Senate Passes Sustainable Budget
JUNEAU – The Alaska Senate Majority passed a sustainable operating budget today, reducing state spending by $276 million after a precipitous drop in the price of oil left the state with a multibillion-dollar budget shortfall.
The Senate’s version of the operating budget, House Bill 57, proposes $4.1 billion in unrestricted general fund (UGF) spending, down from a high of $8 billion in Fiscal Year 2013.
“If a family loses north of 60 percent of their income, they are going to have to tighten their belts,” said Sen. Lyman Hoffman (D-Bethel), co-chair of the Senate Finance Committee. “To help address the fiscal problem, we asked the state’s largest agencies to cut a nickel on the dollar.”
The substantial savings were largely achieved by reducing spending on the state’s four most significant cost-drivers by five percent, including the Department of Health & Social Services, Education, the Department of Transportation and the University.
“Cutting is never easy, but it is necessary given our current fiscal situation,” said Sen. Anna MacKinnon (R-Eagle River), co-chair of the Senate Finance Committee. “The Senate Majority prioritized the needs of Alaskans in this budget. We will continue to look at legislation to reform the way government operates in order to further reduce spending through efficiencies and restructuring.”
The Senate’s budget, coupled with Senate Bill 26, provides significant protection to the Permanent Fund. The House’s version of the budget, in contrast, proposes to draw $4.2 billion from the Permanent Fund’s earnings, totaling $1.7 billion more than the Senate’s $2.5 billion draw.
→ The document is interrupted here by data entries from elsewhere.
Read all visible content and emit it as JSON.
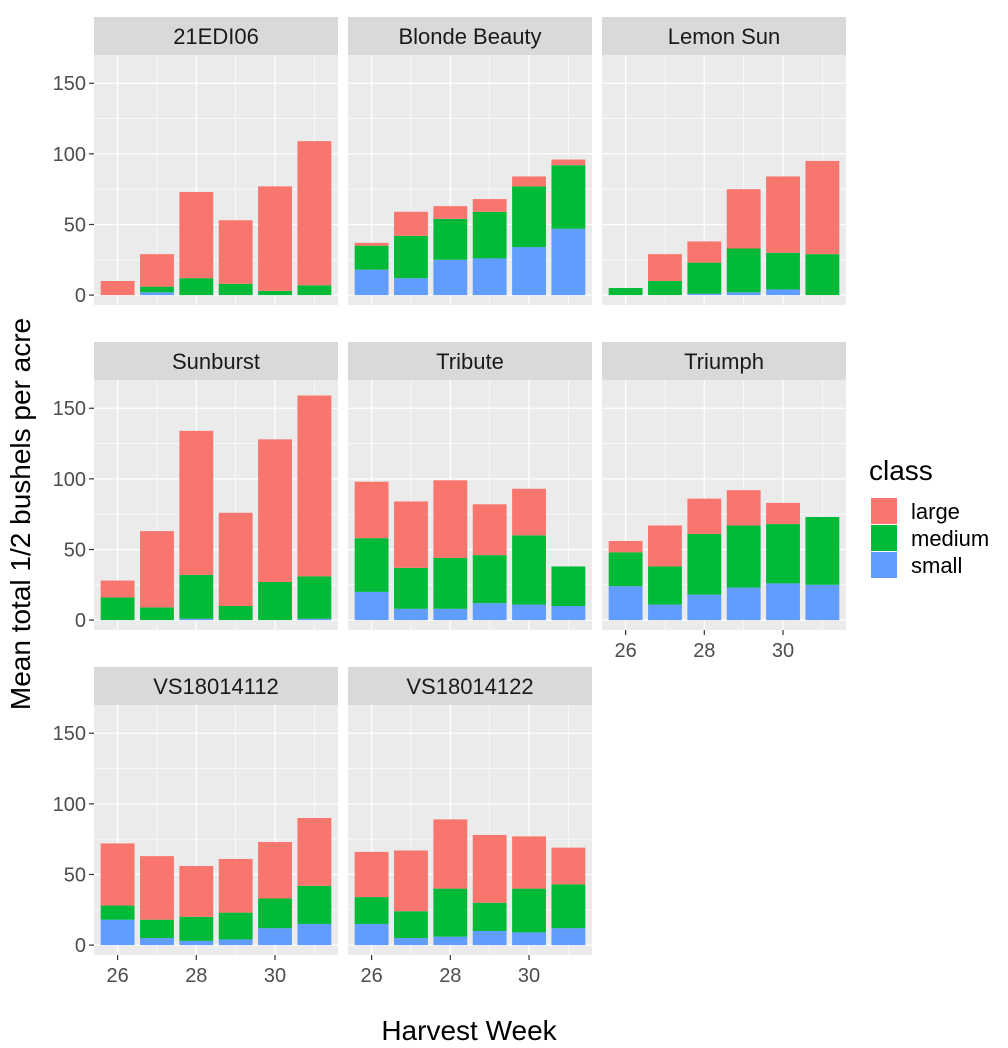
{
  "chart_data": {
    "type": "bar",
    "stacked": true,
    "facet_by": "variety",
    "xlabel": "Harvest Week",
    "ylabel": "Mean total 1/2 bushels per acre",
    "x": [
      26,
      27,
      28,
      29,
      30,
      31
    ],
    "x_tick_labels": [
      "26",
      "28",
      "30"
    ],
    "y_tick_labels": [
      "0",
      "50",
      "100",
      "150"
    ],
    "ylim": [
      -7,
      170
    ],
    "grid": true,
    "legend": {
      "title": "class",
      "position": "right",
      "entries": [
        "large",
        "medium",
        "small"
      ]
    },
    "colors": {
      "large": "#F8766D",
      "medium": "#00BA38",
      "small": "#619CFF",
      "panel_bg": "#EBEBEB",
      "strip_bg": "#D9D9D9",
      "grid": "#FFFFFF"
    },
    "facets": [
      {
        "label": "21EDI06",
        "small": [
          0,
          2,
          0,
          0,
          0,
          0
        ],
        "medium": [
          0,
          4,
          12,
          8,
          3,
          7
        ],
        "large": [
          10,
          23,
          61,
          45,
          74,
          102
        ]
      },
      {
        "label": "Blonde Beauty",
        "small": [
          18,
          12,
          25,
          26,
          34,
          47
        ],
        "medium": [
          17,
          30,
          29,
          33,
          43,
          45
        ],
        "large": [
          2,
          17,
          9,
          9,
          7,
          4
        ]
      },
      {
        "label": "Lemon Sun",
        "small": [
          0,
          0,
          1,
          2,
          4,
          0
        ],
        "medium": [
          5,
          10,
          22,
          31,
          26,
          29
        ],
        "large": [
          0,
          19,
          15,
          42,
          54,
          66
        ]
      },
      {
        "label": "Sunburst",
        "small": [
          0,
          0,
          1,
          0,
          0,
          1
        ],
        "medium": [
          16,
          9,
          31,
          10,
          27,
          30
        ],
        "large": [
          12,
          54,
          102,
          66,
          101,
          128
        ]
      },
      {
        "label": "Tribute",
        "small": [
          20,
          8,
          8,
          12,
          11,
          10
        ],
        "medium": [
          38,
          29,
          36,
          34,
          49,
          28
        ],
        "large": [
          40,
          47,
          55,
          36,
          33,
          0
        ]
      },
      {
        "label": "Triumph",
        "small": [
          24,
          11,
          18,
          23,
          26,
          25
        ],
        "medium": [
          24,
          27,
          43,
          44,
          42,
          48
        ],
        "large": [
          8,
          29,
          25,
          25,
          15,
          0
        ]
      },
      {
        "label": "VS18014112",
        "small": [
          18,
          5,
          3,
          4,
          12,
          15
        ],
        "medium": [
          10,
          13,
          17,
          19,
          21,
          27
        ],
        "large": [
          44,
          45,
          36,
          38,
          40,
          48
        ]
      },
      {
        "label": "VS18014122",
        "small": [
          15,
          5,
          6,
          10,
          9,
          12
        ],
        "medium": [
          19,
          19,
          34,
          20,
          31,
          31
        ],
        "large": [
          32,
          43,
          49,
          48,
          37,
          26
        ]
      }
    ]
  }
}
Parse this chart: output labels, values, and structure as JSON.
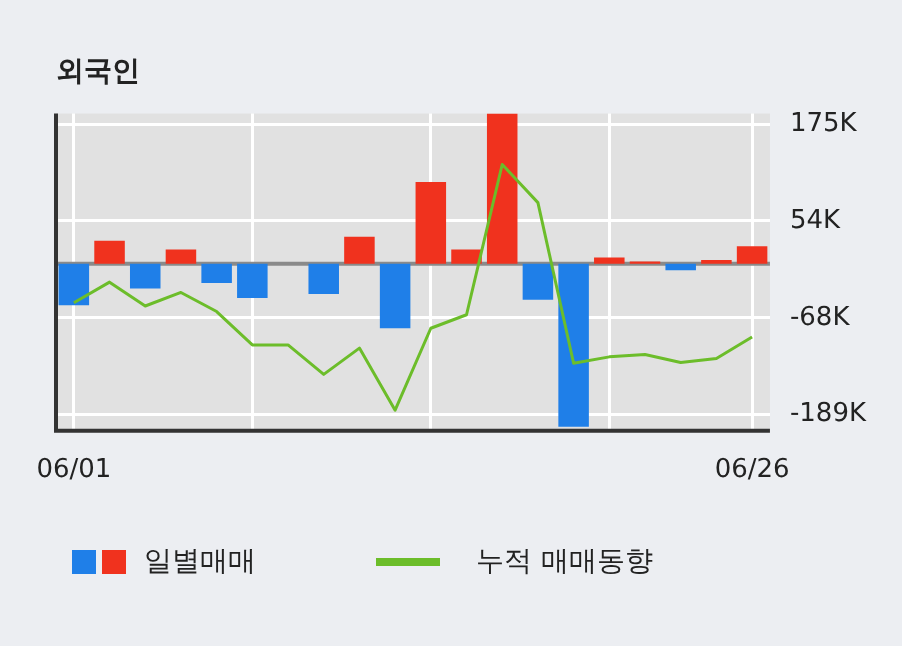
{
  "chart_data": {
    "type": "bar",
    "title": "외국인",
    "categories": [
      "06/01",
      null,
      null,
      null,
      null,
      null,
      null,
      null,
      null,
      null,
      null,
      null,
      null,
      null,
      null,
      null,
      null,
      null,
      null,
      "06/26"
    ],
    "series": [
      {
        "name": "일별매매",
        "colors": [
          "#1f7fe8",
          "#f0321e",
          "#1f7fe8",
          "#f0321e",
          "#1f7fe8",
          "#1f7fe8",
          "#1f7fe8",
          "#1f7fe8",
          "#f0321e",
          "#1f7fe8",
          "#f0321e",
          "#f0321e",
          "#f0321e",
          "#1f7fe8",
          "#1f7fe8",
          "#f0321e",
          "#f0321e",
          "#1f7fe8",
          "#f0321e",
          "#f0321e"
        ],
        "values": [
          -52,
          29,
          -31,
          18,
          -24,
          -43,
          0,
          -38,
          34,
          -81,
          103,
          18,
          189,
          -45,
          -205,
          8,
          3,
          -8,
          5,
          22
        ]
      },
      {
        "name": "누적 매매동향",
        "type": "line",
        "color": "#6cbd2a",
        "values": [
          -49,
          -23,
          -53,
          -36,
          -60,
          -102,
          -102,
          -139,
          -106,
          -184,
          -81,
          -64,
          125,
          77,
          -125,
          -117,
          -114,
          -124,
          -119,
          -92
        ]
      }
    ],
    "ylim": [
      -210,
      189
    ],
    "yticks": [
      {
        "value": 175,
        "label": "175K"
      },
      {
        "value": 54,
        "label": "54K"
      },
      {
        "value": -68,
        "label": "-68K"
      },
      {
        "value": -189,
        "label": "-189K"
      }
    ],
    "grid": true,
    "legend": "bottom",
    "marker": "none",
    "line_style": "solid"
  }
}
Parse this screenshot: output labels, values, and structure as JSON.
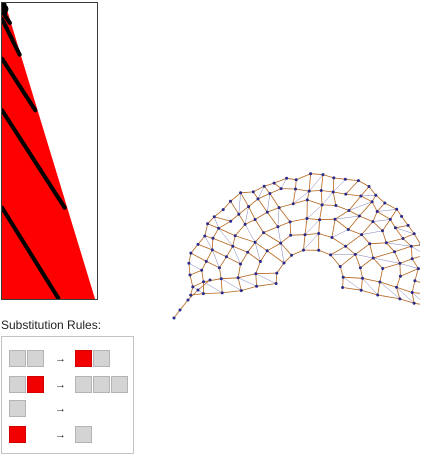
{
  "rules_panel": {
    "title": "Substitution Rules:",
    "arrow": "→",
    "rules": [
      {
        "lhs": [
          "gray",
          "gray"
        ],
        "rhs": [
          "red",
          "gray"
        ]
      },
      {
        "lhs": [
          "gray",
          "red"
        ],
        "rhs": [
          "gray",
          "gray",
          "gray"
        ]
      },
      {
        "lhs": [
          "gray"
        ],
        "rhs": []
      },
      {
        "lhs": [
          "red"
        ],
        "rhs": [
          "gray"
        ]
      }
    ]
  },
  "colors": {
    "red_cell": "#f20000",
    "gray_cell": "#d4d4d4",
    "evolution_fill": "#ff0000",
    "evolution_marks": "#000000",
    "graph_edges": "#b5651d",
    "graph_nodes": "#2a2a8a"
  }
}
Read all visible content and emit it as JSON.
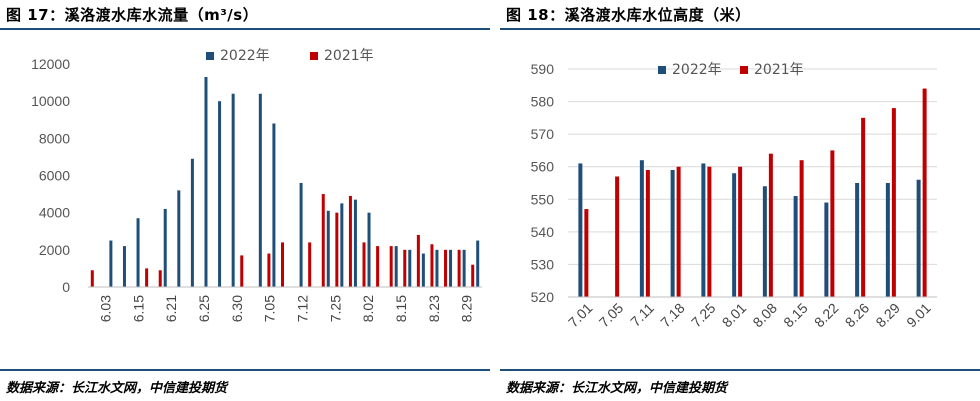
{
  "charts": [
    {
      "id": "left",
      "title": "图 17：溪洛渡水库水流量（m³/s）",
      "source": "数据来源：长江水文网，中信建投期货",
      "chart_data": {
        "type": "bar",
        "ylim": [
          0,
          12000
        ],
        "yticks": [
          0,
          2000,
          4000,
          6000,
          8000,
          10000,
          12000
        ],
        "xticklabels": [
          "6.03",
          "6.15",
          "6.21",
          "6.25",
          "6.30",
          "7.05",
          "7.12",
          "7.25",
          "8.02",
          "8.15",
          "8.23",
          "8.29"
        ],
        "grid": false,
        "legend": "top-center",
        "series": [
          {
            "name": "2022年",
            "color": "#1f4e79",
            "values": [
              null,
              2500,
              2200,
              3700,
              null,
              4200,
              5200,
              6900,
              11300,
              10000,
              10400,
              null,
              10400,
              8800,
              null,
              5600,
              null,
              4100,
              4500,
              4700,
              4000,
              null,
              2200,
              2000,
              1800,
              2000,
              2000,
              2000,
              2500
            ]
          },
          {
            "name": "2021年",
            "color": "#c00000",
            "values": [
              900,
              null,
              null,
              null,
              1000,
              900,
              null,
              null,
              null,
              null,
              null,
              1700,
              null,
              1800,
              2400,
              null,
              2400,
              5000,
              4000,
              4900,
              2400,
              2200,
              2200,
              2000,
              2800,
              2300,
              2000,
              2000,
              1200
            ]
          }
        ]
      }
    },
    {
      "id": "right",
      "title": "图 18：溪洛渡水库水位高度（米）",
      "source": "数据来源：长江水文网，中信建投期货",
      "chart_data": {
        "type": "bar",
        "ylim": [
          520,
          590
        ],
        "yticks": [
          520,
          530,
          540,
          550,
          560,
          570,
          580,
          590
        ],
        "categories": [
          "7.01",
          "7.05",
          "7.11",
          "7.18",
          "7.25",
          "8.01",
          "8.08",
          "8.15",
          "8.22",
          "8.26",
          "8.29",
          "9.01"
        ],
        "grid": true,
        "legend": "top-center",
        "series": [
          {
            "name": "2022年",
            "color": "#1f4e79",
            "values": [
              561,
              null,
              562,
              559,
              561,
              558,
              554,
              551,
              549,
              555,
              555,
              556
            ]
          },
          {
            "name": "2021年",
            "color": "#c00000",
            "values": [
              547,
              557,
              559,
              560,
              560,
              560,
              564,
              562,
              565,
              575,
              578,
              584
            ]
          }
        ]
      }
    }
  ]
}
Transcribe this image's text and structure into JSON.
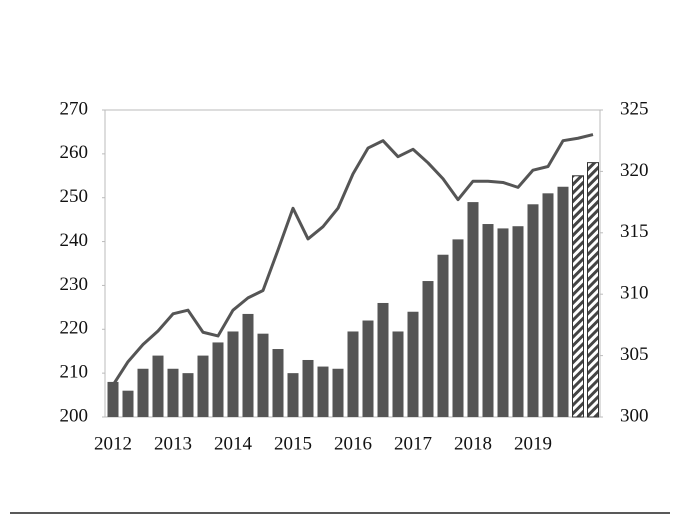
{
  "chart_data": {
    "type": "combo",
    "categories": [
      "2012",
      null,
      null,
      null,
      "2013",
      null,
      null,
      null,
      "2014",
      null,
      null,
      null,
      "2015",
      null,
      null,
      null,
      "2016",
      null,
      null,
      null,
      "2017",
      null,
      null,
      null,
      "2018",
      null,
      null,
      null,
      "2019",
      null,
      null,
      null,
      null
    ],
    "series": [
      {
        "type": "bar",
        "color": "#555555",
        "hatch_from_index": 31,
        "values": [
          208,
          206,
          211,
          214,
          211,
          210,
          214,
          217,
          219.5,
          223.5,
          219,
          215.5,
          210,
          213,
          211.5,
          211,
          219.5,
          222,
          226,
          219.5,
          224,
          231,
          237,
          240.5,
          249,
          244,
          243,
          243.5,
          248.5,
          251,
          252.5,
          255,
          258
        ]
      },
      {
        "type": "line",
        "axis": "y2",
        "color": "#555555",
        "values": [
          302.6,
          304.5,
          305.9,
          307,
          308.4,
          308.7,
          306.9,
          306.6,
          308.7,
          309.7,
          310.3,
          313.6,
          317,
          314.5,
          315.5,
          317,
          319.8,
          321.9,
          322.5,
          321.2,
          321.8,
          320.7,
          319.4,
          317.7,
          319.2,
          319.2,
          319.1,
          318.7,
          320.1,
          320.4,
          322.5,
          322.7,
          323
        ]
      }
    ],
    "ylim": [
      200,
      270
    ],
    "yticks": [
      200,
      210,
      220,
      230,
      240,
      250,
      260,
      270
    ],
    "y2lim": [
      300,
      325
    ],
    "y2ticks": [
      300,
      305,
      310,
      315,
      320,
      325
    ]
  }
}
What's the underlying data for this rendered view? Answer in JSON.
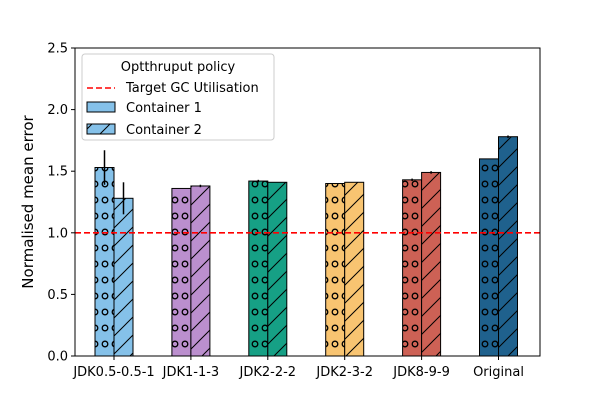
{
  "chart_data": {
    "type": "bar",
    "ylabel": "Normalised mean error",
    "xlabel": "",
    "ylim": [
      0,
      2.5
    ],
    "yticks": [
      "0.0",
      "0.5",
      "1.0",
      "1.5",
      "2.0",
      "2.5"
    ],
    "grid": false,
    "categories": [
      "JDK0.5-0.5-1",
      "JDK1-1-3",
      "JDK2-2-2",
      "JDK2-3-2",
      "JDK8-9-9",
      "Original"
    ],
    "category_colors": [
      "#85c1e9",
      "#bb8fce",
      "#16a085",
      "#f8c471",
      "#cd6155",
      "#1f618d"
    ],
    "series": [
      {
        "name": "Container 1",
        "pattern": "circles",
        "values": [
          1.53,
          1.36,
          1.42,
          1.4,
          1.43,
          1.6
        ],
        "errors": [
          0.14,
          0.0,
          0.01,
          0.0,
          0.01,
          0.0
        ]
      },
      {
        "name": "Container 2",
        "pattern": "slashes",
        "values": [
          1.28,
          1.38,
          1.41,
          1.41,
          1.49,
          1.78
        ],
        "errors": [
          0.13,
          0.01,
          0.0,
          0.0,
          0.01,
          0.01
        ]
      }
    ],
    "reference_line": {
      "label": "Target GC Utilisation",
      "y": 1.0,
      "color": "#ff0000",
      "style": "dashed"
    },
    "legend": {
      "title": "Optthruput policy",
      "position": "top-left"
    }
  }
}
“The Senate made good on its promise to make further reductions to the budget and reduce the size and scope of government,” said Sen. Pete Kelly (R-Fairbanks), President of the Alaska Senate. “The Senate’s fiscal solution will protect the dividend, protect Alaskans from an income tax and protect the private sector.”
HB 57 is now on its way to the Alaska House of Representatives for concurrence.